Zum glänzenden Doppel-Erfolg für das German Sailing Team trugen die Olympia-Dritten Paul Kohlhoff und Alica Stuhlemmer im Nacra 17 bei. Die Crew vom Kieler Yacht-Club hat im Golf von Oman wie schon in Japan Bronze erkämpft und beschließt das olympische Jahr auf Kurs Paris 2024 gestärkt. Dass im WM-Finale am Sonntag auch für sie mehr als Bronze drin gewesen wäre, ließ den 26-jährigen Steuermann Paul Kohlhoff nicht ganz unbeeindruckt: „Puh, das war hart heute. Wir wären nach unserem Sieg im letzten Hauptrundenrennen, mit dem wir uns für das Medaillenrennen gut hatten positionieren können, wirklich sehr gern Zweite geworden. Doch dafür haben wir uns im Medaillenrennen zu viel erlaubt. Ich habe deswegen heute ein weinendes und ein lachendes Auge. Unter dem Strich wird aber die gute Erkenntnis bleiben, dass wir das Jahr über konstant in der Spitze agiert haben und da auch bleiben. Hätte uns im vergangenen Jahr jemand zweimal Bronze für Olympia und die WM 2021 angeboten, hätten wir sofort eingeschlagen. Wir sind unserem Trainer Marcus Lynch dankbar für das Erreichte und geben weiter Gas.“

Neue und alte Nacra-17-Weltmeister sind die Briten John Gimson/Anna Burnett, die nicht nur auf dem Boot, sondern auch im Leben ein glückliches Paar sind. Silber gewannen die jungen Italiener Gianluigi Ugolini/Maria Giulbilei, die sich nach drei Junioren-WM-Titeln bei dieser Leichtwind-WM im Seniorenfeld ohne einige der bisherigen Weltklasse-Teams eindrucksvoll schnell nach oben katapultierten und nahtlos an die Tradition der erfolgreichen italienischen Nacra-17-Crews anknüpfen. Hier geht es zu den WM-Gesamtergebnissen (bitte anklicken!).

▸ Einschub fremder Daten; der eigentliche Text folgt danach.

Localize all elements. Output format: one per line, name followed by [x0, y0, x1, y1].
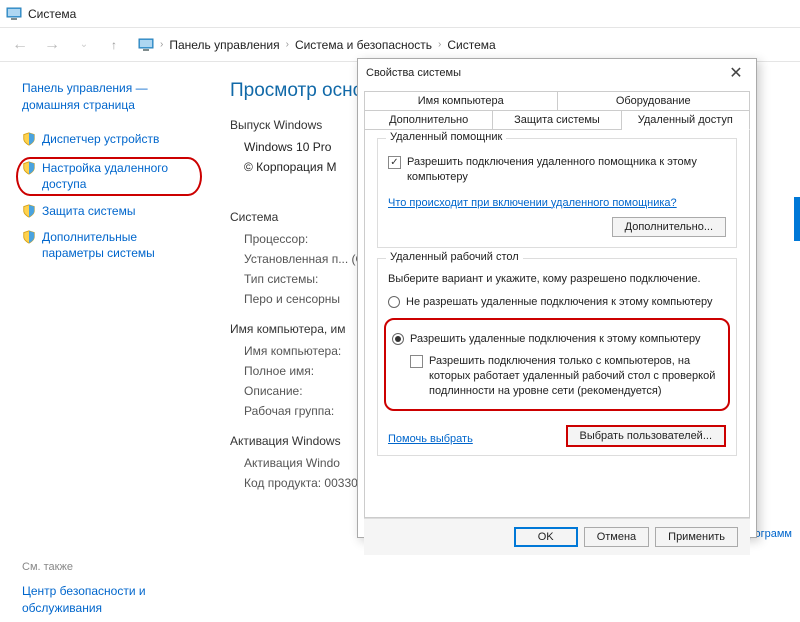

  Die WM-Bronzemedaillen-Gewinner Paul Kohlhoff und Alica Stuhlemmer mit ihrem Coach Marcus LynchFoto: Nacra 17 Class
Die WM-Bronzemedaillen-Gewinner Paul Kohlhoff und Alica Stuhlemmer mit ihrem Coach Marcus Lynch
  Die besten drei WM-Crews im Nacra 17. Paul Kohlhoff und Alica Stuhlemmer kannten den Weg auf den dritten Podestplatz schon von Olympia in diesem Sommer…Foto: Nacra 17 Class
Die besten drei WM-Crews im Nacra 17. Paul Kohlhoff und Alica Stuhlemmer kannten den Weg auf den dritten Podestplatz schon von Olympia in diesem Sommer…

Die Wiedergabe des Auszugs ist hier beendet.